The best suggestion I have is to observe your child while you’re sitting next to him/her on the couch, reading a story aloud. Do they get in close, straining to see every word and illustration? (Perhaps a Visual Learner); do they look away and appear to be inattentive, yet recall details of the story easily and like to discuss anything and everything? (Likely an Auditory Learner); Do they often fiddle with an object in their hands, have difficulty being still and can not wait to turn the story into something they can show you? (Probably Kinesthetic Learner.) Most all of us learn from a combination of these styles, but lean towards one. My high schooler can recall every detail of a book selection read aloud (Auditory Learner) while I need to take the text and read it with my own eyes to recall content (Visual Learner.) When we began homeschooling, I would insist she was looking at me as I taught, but she would be looking off in the distance or doodling. After a few weeks of narration questions, I realized she was hearing and processing everything! After that realization, I made sure she had a paper and pencil handy! Lol!

Best to your efforts!

PS to the original math question. Christian Light Education Math is considered a “lighter” Saxon. In our opinion, very good, thorough content, Godly, nice illustrations, but not busy, review but not overkill, not dry.

There are sample pdfs of both the Teacher Manual and Student Workbook so you can print it and try it out.
Christian Light Math

My STRONG suggestion after purchasing things I did not use: borrow or print a sample and don’t just go over it, actually try teaching it to your child. This is the acid test!

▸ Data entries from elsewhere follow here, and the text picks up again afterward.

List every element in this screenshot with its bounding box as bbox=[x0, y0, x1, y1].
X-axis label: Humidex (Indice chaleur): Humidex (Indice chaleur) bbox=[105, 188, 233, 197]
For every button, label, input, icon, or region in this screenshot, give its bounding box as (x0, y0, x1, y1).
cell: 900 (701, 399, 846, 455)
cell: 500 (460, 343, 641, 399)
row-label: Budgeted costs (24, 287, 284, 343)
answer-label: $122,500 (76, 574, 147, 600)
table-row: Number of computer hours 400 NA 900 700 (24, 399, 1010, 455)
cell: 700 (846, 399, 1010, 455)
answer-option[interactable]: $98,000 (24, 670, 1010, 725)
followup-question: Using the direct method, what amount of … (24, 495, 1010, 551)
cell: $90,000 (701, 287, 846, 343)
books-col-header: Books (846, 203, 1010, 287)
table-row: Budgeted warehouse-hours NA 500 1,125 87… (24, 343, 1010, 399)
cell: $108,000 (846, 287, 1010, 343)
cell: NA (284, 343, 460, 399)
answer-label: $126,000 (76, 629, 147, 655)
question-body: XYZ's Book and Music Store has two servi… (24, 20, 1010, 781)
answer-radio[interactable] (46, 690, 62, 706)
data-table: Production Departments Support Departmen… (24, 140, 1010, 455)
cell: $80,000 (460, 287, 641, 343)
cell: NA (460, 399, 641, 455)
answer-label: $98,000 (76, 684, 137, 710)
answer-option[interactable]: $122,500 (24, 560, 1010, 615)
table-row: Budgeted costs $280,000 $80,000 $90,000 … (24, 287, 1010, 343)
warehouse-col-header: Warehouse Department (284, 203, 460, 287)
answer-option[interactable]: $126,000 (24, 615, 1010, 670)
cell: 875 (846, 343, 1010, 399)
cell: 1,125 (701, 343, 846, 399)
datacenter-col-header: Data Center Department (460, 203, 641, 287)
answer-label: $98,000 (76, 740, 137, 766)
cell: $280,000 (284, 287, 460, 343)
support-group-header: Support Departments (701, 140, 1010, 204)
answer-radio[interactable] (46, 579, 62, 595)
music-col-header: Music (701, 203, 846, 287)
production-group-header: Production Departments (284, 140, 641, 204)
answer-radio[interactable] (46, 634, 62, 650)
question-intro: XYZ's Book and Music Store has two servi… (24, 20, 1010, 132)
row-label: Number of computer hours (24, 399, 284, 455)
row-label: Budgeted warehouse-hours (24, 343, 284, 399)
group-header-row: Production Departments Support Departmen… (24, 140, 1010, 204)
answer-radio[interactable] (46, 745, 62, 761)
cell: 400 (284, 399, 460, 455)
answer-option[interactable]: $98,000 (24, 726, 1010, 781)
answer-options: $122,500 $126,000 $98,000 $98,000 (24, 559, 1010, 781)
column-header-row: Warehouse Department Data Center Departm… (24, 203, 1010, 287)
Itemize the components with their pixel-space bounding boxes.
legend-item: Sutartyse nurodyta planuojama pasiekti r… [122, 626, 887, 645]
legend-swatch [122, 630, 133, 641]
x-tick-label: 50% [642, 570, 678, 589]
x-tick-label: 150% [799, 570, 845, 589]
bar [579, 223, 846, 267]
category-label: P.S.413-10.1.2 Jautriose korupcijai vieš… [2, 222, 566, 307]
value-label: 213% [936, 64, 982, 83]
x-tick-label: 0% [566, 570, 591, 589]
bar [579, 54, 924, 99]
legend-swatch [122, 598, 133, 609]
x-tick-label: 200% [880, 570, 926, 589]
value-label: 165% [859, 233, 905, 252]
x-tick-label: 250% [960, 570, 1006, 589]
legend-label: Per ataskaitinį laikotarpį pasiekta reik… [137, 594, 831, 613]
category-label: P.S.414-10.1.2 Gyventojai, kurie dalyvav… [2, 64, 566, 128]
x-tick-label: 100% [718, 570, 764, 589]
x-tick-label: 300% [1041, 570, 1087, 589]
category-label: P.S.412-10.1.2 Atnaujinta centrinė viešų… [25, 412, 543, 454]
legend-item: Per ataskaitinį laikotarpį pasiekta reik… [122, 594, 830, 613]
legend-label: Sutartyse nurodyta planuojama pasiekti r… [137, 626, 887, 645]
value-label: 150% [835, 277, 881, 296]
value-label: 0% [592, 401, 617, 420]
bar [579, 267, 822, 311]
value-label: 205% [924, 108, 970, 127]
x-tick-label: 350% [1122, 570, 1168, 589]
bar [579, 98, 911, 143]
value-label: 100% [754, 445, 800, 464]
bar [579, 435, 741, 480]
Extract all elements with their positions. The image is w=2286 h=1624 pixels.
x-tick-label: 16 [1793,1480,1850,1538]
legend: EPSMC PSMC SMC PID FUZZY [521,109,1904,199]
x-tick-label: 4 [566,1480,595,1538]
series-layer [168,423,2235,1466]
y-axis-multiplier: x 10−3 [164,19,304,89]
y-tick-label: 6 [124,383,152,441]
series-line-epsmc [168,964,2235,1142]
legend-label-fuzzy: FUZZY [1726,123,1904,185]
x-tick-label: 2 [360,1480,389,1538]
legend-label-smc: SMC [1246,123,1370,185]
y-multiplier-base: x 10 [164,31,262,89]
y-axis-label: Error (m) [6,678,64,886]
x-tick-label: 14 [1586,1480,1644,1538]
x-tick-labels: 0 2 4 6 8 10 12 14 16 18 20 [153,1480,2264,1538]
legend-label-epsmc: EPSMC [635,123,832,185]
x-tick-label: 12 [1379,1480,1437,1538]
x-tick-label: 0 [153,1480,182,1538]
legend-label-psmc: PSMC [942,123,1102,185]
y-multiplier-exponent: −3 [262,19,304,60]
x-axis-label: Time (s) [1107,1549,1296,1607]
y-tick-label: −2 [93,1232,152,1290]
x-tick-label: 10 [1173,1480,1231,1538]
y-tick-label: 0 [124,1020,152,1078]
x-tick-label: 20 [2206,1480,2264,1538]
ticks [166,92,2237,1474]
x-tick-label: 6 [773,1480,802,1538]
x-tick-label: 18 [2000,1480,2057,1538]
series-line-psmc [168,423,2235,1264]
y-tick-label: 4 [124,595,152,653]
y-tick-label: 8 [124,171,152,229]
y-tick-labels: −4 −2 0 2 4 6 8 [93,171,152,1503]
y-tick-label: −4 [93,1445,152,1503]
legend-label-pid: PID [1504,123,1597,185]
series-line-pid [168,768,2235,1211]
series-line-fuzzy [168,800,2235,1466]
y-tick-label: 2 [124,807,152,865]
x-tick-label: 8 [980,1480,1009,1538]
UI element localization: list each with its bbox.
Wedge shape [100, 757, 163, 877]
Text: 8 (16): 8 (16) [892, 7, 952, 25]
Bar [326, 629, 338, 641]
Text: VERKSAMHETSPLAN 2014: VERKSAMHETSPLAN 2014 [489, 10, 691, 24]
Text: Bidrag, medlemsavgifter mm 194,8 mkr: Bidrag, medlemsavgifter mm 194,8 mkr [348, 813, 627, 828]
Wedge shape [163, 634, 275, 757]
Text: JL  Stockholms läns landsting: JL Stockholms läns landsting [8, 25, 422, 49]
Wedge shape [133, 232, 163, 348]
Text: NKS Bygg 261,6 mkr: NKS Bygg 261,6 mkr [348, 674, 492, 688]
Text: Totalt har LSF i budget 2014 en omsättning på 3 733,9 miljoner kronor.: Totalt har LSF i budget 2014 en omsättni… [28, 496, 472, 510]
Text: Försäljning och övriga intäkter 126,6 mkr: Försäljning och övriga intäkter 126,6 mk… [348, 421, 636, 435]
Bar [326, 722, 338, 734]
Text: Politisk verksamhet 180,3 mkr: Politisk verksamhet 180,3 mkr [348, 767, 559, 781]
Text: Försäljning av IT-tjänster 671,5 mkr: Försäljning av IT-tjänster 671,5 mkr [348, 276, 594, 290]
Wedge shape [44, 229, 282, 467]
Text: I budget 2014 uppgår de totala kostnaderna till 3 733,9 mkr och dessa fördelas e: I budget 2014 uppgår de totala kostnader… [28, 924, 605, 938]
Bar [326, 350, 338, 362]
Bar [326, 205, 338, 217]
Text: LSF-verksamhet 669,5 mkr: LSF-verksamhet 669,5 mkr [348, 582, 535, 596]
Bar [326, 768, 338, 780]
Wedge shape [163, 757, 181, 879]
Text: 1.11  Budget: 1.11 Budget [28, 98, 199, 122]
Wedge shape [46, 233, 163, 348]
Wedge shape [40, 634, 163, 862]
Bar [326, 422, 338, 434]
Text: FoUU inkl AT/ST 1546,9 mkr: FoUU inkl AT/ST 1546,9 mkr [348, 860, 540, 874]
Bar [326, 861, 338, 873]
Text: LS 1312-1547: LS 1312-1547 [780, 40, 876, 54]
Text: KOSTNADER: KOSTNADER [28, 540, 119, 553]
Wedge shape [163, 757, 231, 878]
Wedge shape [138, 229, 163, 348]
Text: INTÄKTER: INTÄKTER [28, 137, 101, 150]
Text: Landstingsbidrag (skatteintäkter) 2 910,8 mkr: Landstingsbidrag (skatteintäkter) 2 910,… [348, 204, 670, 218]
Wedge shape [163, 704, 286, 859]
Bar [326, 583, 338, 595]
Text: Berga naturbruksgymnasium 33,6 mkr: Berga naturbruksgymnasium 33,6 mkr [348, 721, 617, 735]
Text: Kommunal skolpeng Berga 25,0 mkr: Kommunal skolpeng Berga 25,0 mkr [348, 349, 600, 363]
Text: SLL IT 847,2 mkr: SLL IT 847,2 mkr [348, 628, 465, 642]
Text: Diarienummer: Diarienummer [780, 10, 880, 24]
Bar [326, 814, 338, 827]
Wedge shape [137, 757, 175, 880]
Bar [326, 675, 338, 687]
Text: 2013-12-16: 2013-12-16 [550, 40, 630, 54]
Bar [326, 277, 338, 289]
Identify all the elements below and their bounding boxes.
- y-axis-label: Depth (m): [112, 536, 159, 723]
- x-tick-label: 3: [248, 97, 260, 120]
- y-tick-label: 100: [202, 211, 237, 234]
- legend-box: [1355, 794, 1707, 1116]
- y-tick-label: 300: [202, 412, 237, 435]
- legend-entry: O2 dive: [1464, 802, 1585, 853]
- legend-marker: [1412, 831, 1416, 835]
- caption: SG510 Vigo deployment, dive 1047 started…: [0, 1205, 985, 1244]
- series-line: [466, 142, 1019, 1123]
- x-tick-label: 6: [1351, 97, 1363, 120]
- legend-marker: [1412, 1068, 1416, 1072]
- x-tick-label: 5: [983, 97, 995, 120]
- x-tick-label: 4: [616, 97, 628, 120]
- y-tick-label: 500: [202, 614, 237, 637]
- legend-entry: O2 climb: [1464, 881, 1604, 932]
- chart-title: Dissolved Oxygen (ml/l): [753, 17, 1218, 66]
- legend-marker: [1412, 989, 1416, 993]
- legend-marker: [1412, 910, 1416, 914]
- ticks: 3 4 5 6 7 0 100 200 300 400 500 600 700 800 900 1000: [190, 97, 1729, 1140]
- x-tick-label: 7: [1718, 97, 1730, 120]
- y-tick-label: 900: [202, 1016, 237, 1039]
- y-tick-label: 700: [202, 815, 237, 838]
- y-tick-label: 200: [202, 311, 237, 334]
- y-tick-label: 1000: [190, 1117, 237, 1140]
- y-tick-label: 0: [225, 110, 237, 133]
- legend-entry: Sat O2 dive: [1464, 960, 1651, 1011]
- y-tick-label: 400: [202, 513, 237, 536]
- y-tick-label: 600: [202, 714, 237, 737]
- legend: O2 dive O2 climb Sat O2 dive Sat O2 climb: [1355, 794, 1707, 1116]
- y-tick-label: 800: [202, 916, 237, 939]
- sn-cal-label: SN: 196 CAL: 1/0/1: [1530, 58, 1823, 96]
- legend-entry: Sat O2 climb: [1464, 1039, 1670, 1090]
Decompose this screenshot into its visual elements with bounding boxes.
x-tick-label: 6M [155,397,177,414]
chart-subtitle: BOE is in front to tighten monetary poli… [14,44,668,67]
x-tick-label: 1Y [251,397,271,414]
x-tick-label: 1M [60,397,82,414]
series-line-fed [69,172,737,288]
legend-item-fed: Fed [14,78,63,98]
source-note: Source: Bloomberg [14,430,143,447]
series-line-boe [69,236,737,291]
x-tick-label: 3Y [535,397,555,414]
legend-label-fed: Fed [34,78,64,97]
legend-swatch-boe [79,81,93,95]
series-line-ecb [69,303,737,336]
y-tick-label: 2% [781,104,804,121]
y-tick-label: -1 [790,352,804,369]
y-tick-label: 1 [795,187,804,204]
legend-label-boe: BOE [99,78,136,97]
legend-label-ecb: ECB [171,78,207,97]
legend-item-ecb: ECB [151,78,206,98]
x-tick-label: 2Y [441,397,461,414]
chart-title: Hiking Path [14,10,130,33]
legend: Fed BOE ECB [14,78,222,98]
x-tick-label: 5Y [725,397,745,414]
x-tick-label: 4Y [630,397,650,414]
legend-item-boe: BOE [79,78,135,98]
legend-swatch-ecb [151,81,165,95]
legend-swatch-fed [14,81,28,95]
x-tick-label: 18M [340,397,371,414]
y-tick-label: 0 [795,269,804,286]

Saxon bored me, so I opted not to use it with my kids. My oldest DD did great with Singapore, but my second DD needed more review than Singapore offered. One thing to watch with Singapore as they get older…it doesn’t cover everything that we cover in the US. The one thing that I remember distinctly is negative numbers. When my oldest got to Pre-Algebra, we had to stop and do a unit on negative numbers because she had never dealt with them in Singapore (and I didn’t think to introduce her to it). There were two or three other things that we had to stop and work on, although I don’t recall offhand what they were. I would say that most kids need more review than SIngapore offers. I would suggest either using Singapore as a supplement or being very intentional about providing review sheets for your daughter. For my middle two children, we are using Horizons. It’s spiral like Saxon (meaning it has built-in review), but much more colorful and visually appealing than Saxon IMO. There are lots of good choices out there. You just have to find what works for your family.